The TUC has opted out of the NLC warning strike. The Trade Union Congress (TUC) has said that it will not participate in the statewide warning strike planned by the Nigeria Labour Congress (NLC), which is set to commence on Tuesday.
The TUC has decided to opt out of the NLC warning strike and is currently in discussions with the federal government of Nigeria.
Comrade Festus Osifo, President of the TUC, asked the NLC to intensify discussion with the government, which it has done.
“As of today, there is no need to embark on a nationwide strike,” Osifo stated after meeting with Labour Minister Simon Lalong.
The NLC announced last week that its members will go on strike starting tomorrow.
In three weeks time, it will then embark on a general strike to protest the rising cost of living, after the government scrapped petrol subsidy that cost the government about $10 billion yearly.
The Unions went on strike a month ago, but suspended their action following an offer of talks with the government, but those talks did not result in concessions sufficient to placate organised labour.
“The federal government has refused to engage and reach agreement with organized labour on the critical issues of the consequences of the unfortunate hike in the price of petrol which has unleashed massive suffering on Nigerian workers and masses,” Union leader Joe Ajaero said.
The NLC rebuffed talks with the new labour minister, Simon Lalong on Monday, as it said it will embark on the warning strike, preparatory for;
“Total and indefinite shutdown of the nation” later in the month.
Ajaero insisted the strike can only be averted whensteps are taken by the government to address the “excruciating mass suffering and impoverishment being experienced around the country”.
Lalong appealed to the NLC to shelve the strike, saying that such action would be detrimental to plans of the government.
“It has become pertinent to appeal to the leadership of the Nigeria Labour Congress (NLC) to suspend its intended two-day warning strike, as such action would be detrimental to the gains already being recorded on our course to securing a greater future fo Nigerian workers and citizens at large.
It should be realised that the cabinet of this administration was only recently sworn in by Mr. President and all cabinet members have hit the ground running by receiving briefings from their MDAs.

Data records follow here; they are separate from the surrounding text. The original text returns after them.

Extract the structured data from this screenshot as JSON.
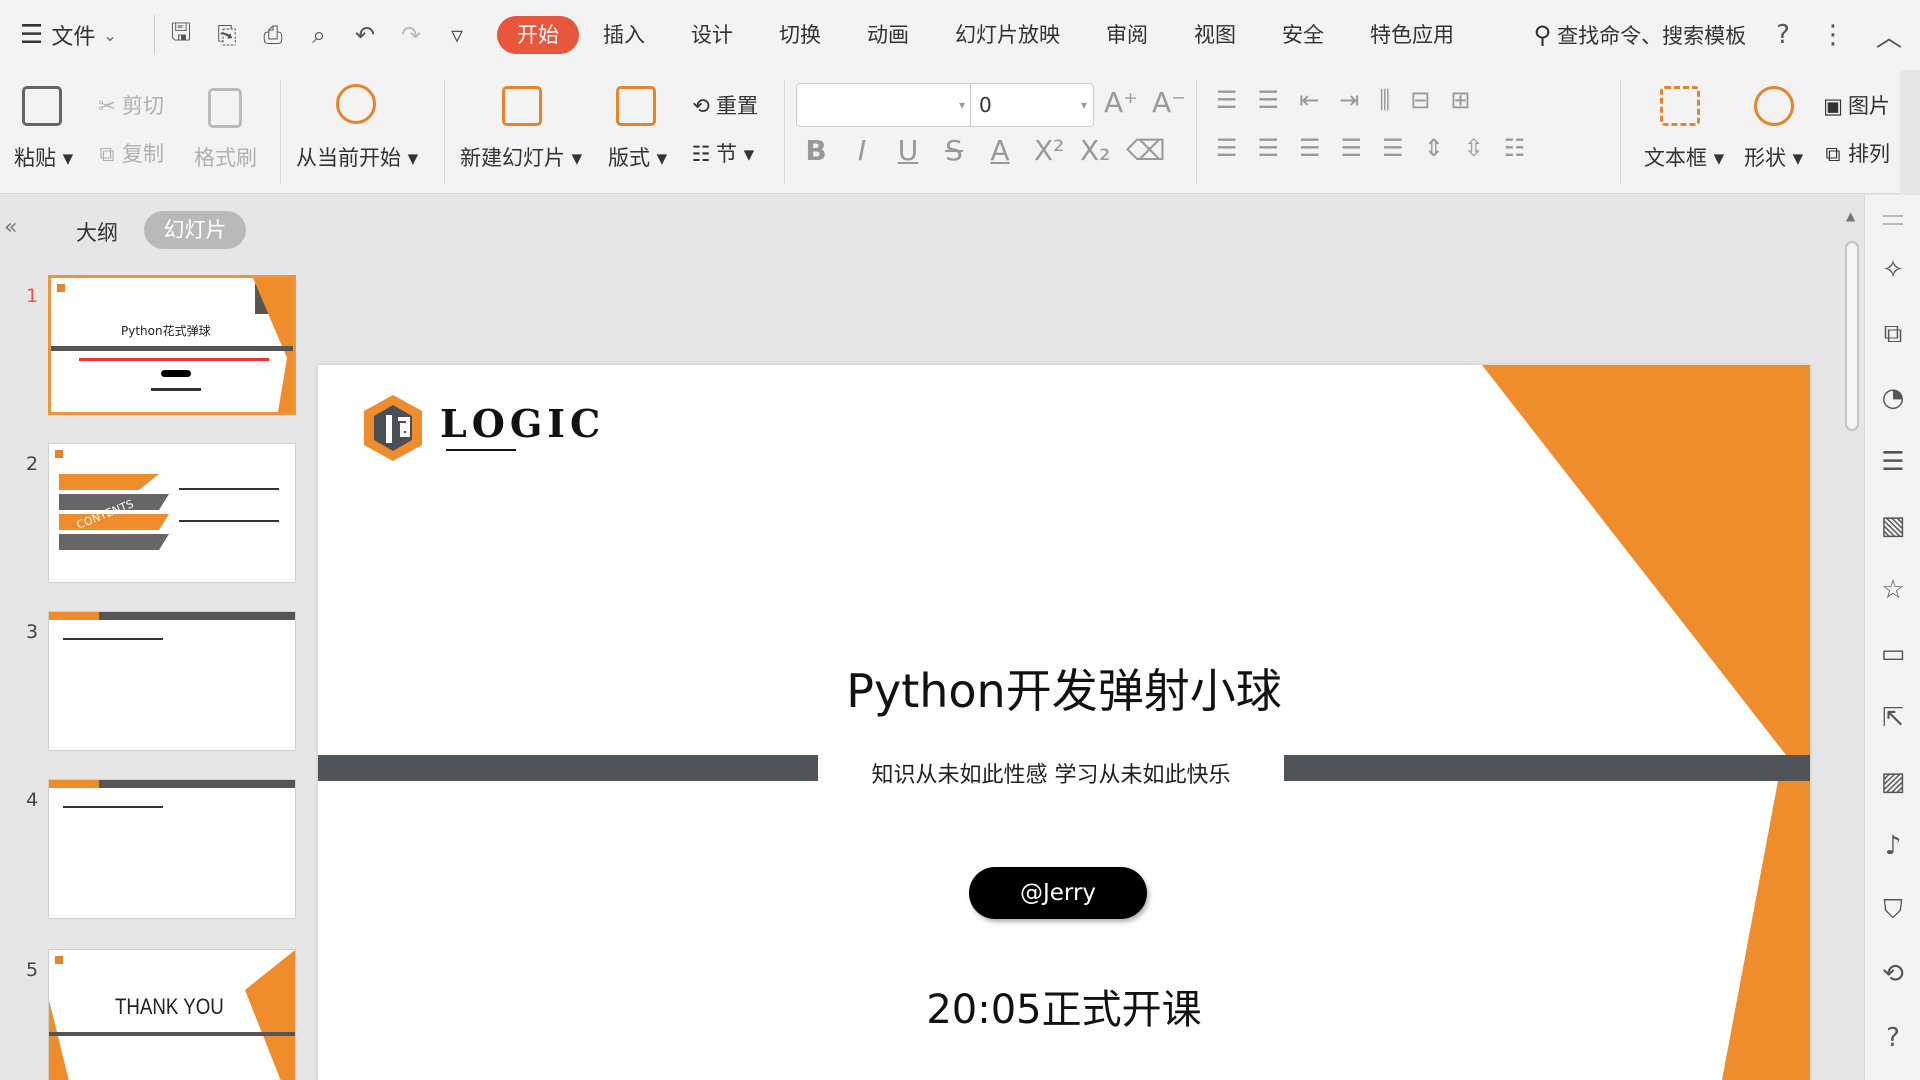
{
  "menubar": {
    "file_label": "文件",
    "tabs": [
      {
        "label": "开始",
        "active": true
      },
      {
        "label": "插入",
        "active": false
      },
      {
        "label": "设计",
        "active": false
      },
      {
        "label": "切换",
        "active": false
      },
      {
        "label": "动画",
        "active": false
      },
      {
        "label": "幻灯片放映",
        "active": false
      },
      {
        "label": "审阅",
        "active": false
      },
      {
        "label": "视图",
        "active": false
      },
      {
        "label": "安全",
        "active": false
      },
      {
        "label": "特色应用",
        "active": false
      }
    ],
    "search_label": "查找命令、搜索模板",
    "help_icon": "?",
    "accent_color": "#e8563b"
  },
  "ribbon": {
    "paste": "粘贴",
    "cut": "剪切",
    "copy": "复制",
    "format_painter": "格式刷",
    "from_current": "从当前开始",
    "new_slide": "新建幻灯片",
    "layout": "版式",
    "reset": "重置",
    "section": "节",
    "font_size": "0",
    "textbox": "文本框",
    "shape": "形状",
    "picture": "图片",
    "arrange": "排列"
  },
  "leftpanel": {
    "outline_tab": "大纲",
    "slides_tab": "幻灯片",
    "thumbnails": [
      {
        "num": "1",
        "title": "Python花式弹球",
        "active": true
      },
      {
        "num": "2",
        "title": "CONTENTS",
        "active": false
      },
      {
        "num": "3",
        "title": "",
        "active": false
      },
      {
        "num": "4",
        "title": "",
        "active": false
      },
      {
        "num": "5",
        "title": "THANK YOU",
        "active": false
      }
    ]
  },
  "slide": {
    "logo_text": "LOGIC",
    "title": "Python开发弹射小球",
    "subtitle": "知识从未如此性感  学习从未如此快乐",
    "presenter": "@Jerry",
    "start_time": "20:05正式开课",
    "orange": "#ef8c2b",
    "band_color": "#505459"
  }
}
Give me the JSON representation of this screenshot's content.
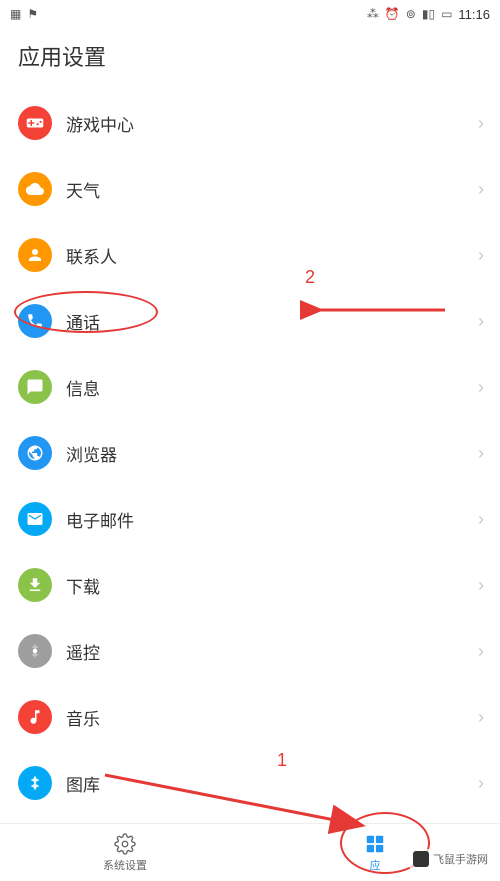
{
  "status_bar": {
    "time": "11:16"
  },
  "header": {
    "title": "应用设置"
  },
  "items": [
    {
      "label": "游戏中心",
      "icon_color": "#f44336",
      "icon_name": "gamepad-icon"
    },
    {
      "label": "天气",
      "icon_color": "#ff9800",
      "icon_name": "weather-icon"
    },
    {
      "label": "联系人",
      "icon_color": "#ff9800",
      "icon_name": "contacts-icon"
    },
    {
      "label": "通话",
      "icon_color": "#2196f3",
      "icon_name": "phone-icon"
    },
    {
      "label": "信息",
      "icon_color": "#8bc34a",
      "icon_name": "message-icon"
    },
    {
      "label": "浏览器",
      "icon_color": "#2196f3",
      "icon_name": "browser-icon"
    },
    {
      "label": "电子邮件",
      "icon_color": "#03a9f4",
      "icon_name": "email-icon"
    },
    {
      "label": "下载",
      "icon_color": "#8bc34a",
      "icon_name": "download-icon"
    },
    {
      "label": "遥控",
      "icon_color": "#9e9e9e",
      "icon_name": "remote-icon"
    },
    {
      "label": "音乐",
      "icon_color": "#f44336",
      "icon_name": "music-icon"
    },
    {
      "label": "图库",
      "icon_color": "#03a9f4",
      "icon_name": "gallery-icon"
    }
  ],
  "bottom_nav": {
    "system": {
      "label": "系统设置"
    },
    "app": {
      "label": "应"
    }
  },
  "annotations": {
    "label_1": "1",
    "label_2": "2"
  },
  "watermark": {
    "text": "飞鼠手游网"
  }
}
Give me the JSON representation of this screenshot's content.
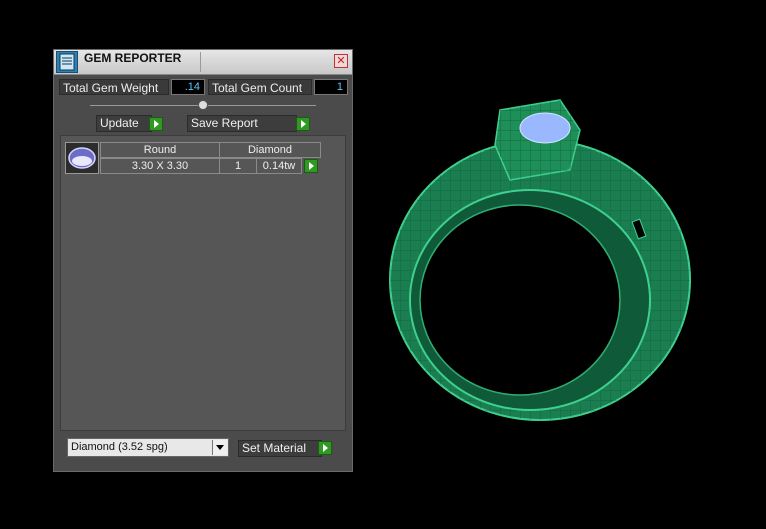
{
  "window": {
    "title": "GEM REPORTER",
    "close_glyph": "✕"
  },
  "summary": {
    "total_weight_label": "Total Gem Weight",
    "total_weight_value": ".14",
    "total_count_label": "Total Gem Count",
    "total_count_value": "1"
  },
  "actions": {
    "update_label": "Update",
    "save_report_label": "Save Report",
    "set_material_label": "Set Material"
  },
  "gems": [
    {
      "shape": "Round",
      "material": "Diamond",
      "size": "3.30 X 3.30",
      "count": "1",
      "weight": "0.14tw"
    }
  ],
  "material_select": {
    "selected": "Diamond     (3.52 spg)"
  },
  "colors": {
    "panel_bg": "#4b4b4b",
    "accent_green": "#2f9a22",
    "field_text": "#5cc8ff",
    "ring_green": "#1f8f5a",
    "gem_blue": "#9ab8ff"
  },
  "icons": {
    "app": "gem-reporter-icon",
    "close": "close-icon",
    "go": "play-arrow-icon",
    "dropdown": "chevron-down-icon"
  }
}
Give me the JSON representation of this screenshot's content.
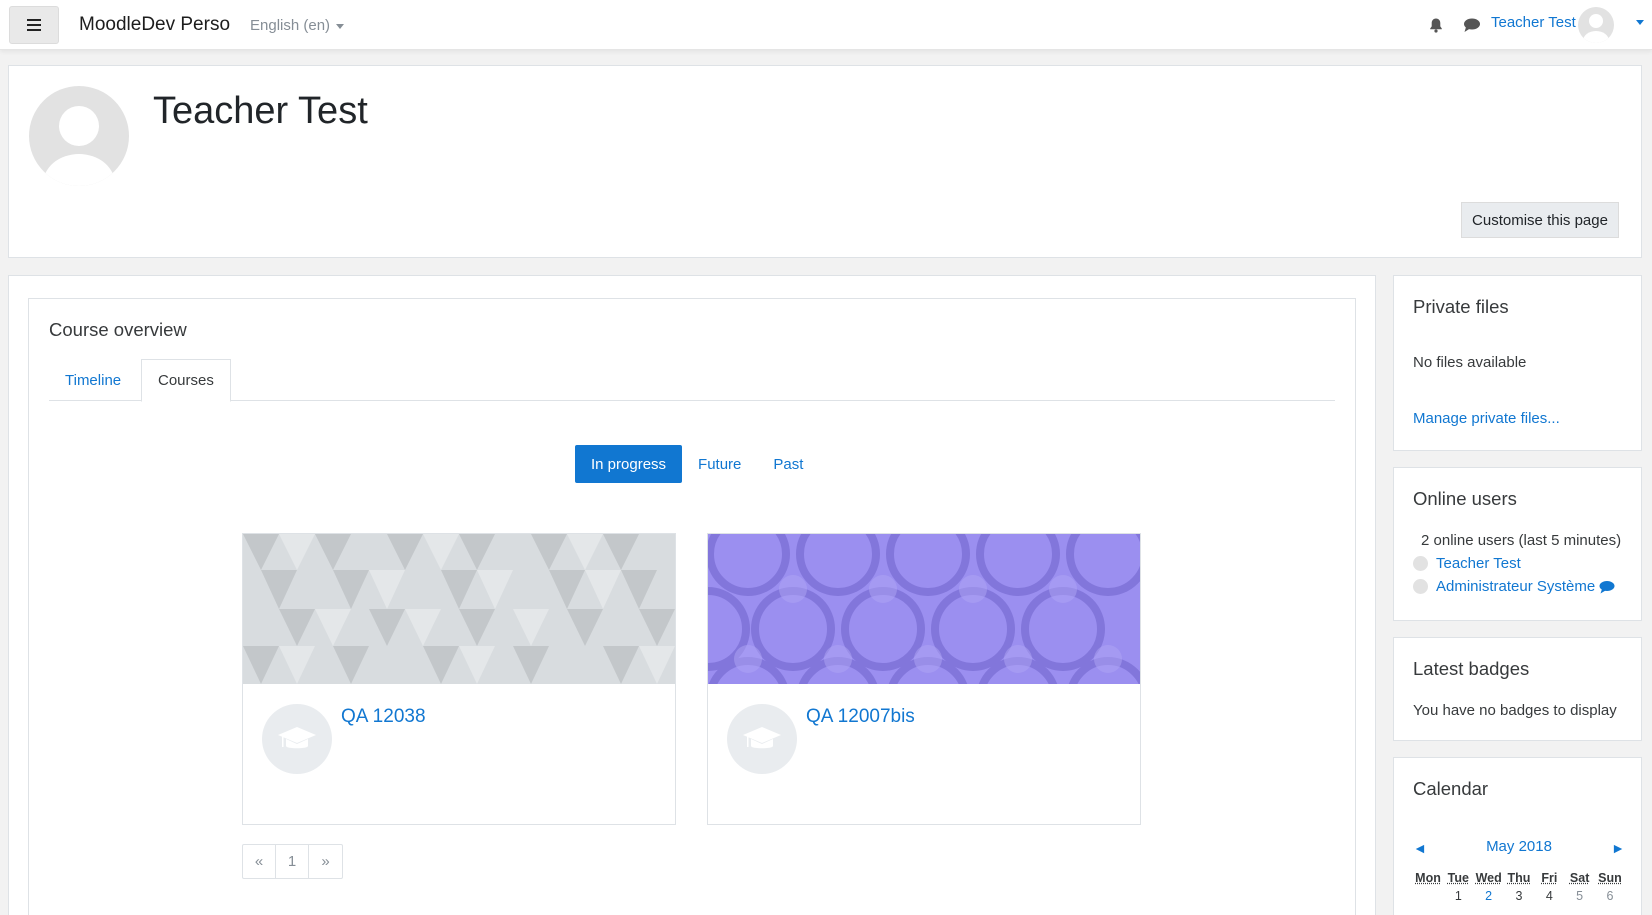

“Therefore, the issues raised by the leadership of the NLC are some issues that I and the Hon. Minister of State for Labour and Employment are being briefed upon. In the next few weeks, we intend to address them holistically.
“Consequently, I use this opportunity to reassure Nigerian workers that this government would never take them for granted nor fail to appreciate their support and understanding.
We shall continue to pursue policies aimed at massive employment generation in all sectors of the economy as well as look into immediate challenges that have emerged from the policies of the government. We cannot do this in an atmosphere devoid of industrial peace,” he said.
Lalong said his ministry had not received any notification about the planned strike as required by law.
During the discussion between the minister and the TUC, Osifo stated that some of the topics that needed immediate attention included the execution of palliatives and pay award.
Others, he said, include tax breaks and incentives for public sector employees, mechanisms for N70 billion in Small and Medium Enterprises, and the RTEAN situation.
“Nothing has been put in place for federal workers in the palliatives that have been rolled out.”
“We require a wage award.” The government’s palliatives aren’t very comprehensive. “We believe the government is capable of much more,” he said.
Osifo also stated that the TUC leadership would continue to communicate with the federal government to guarantee that the union’s requests were met.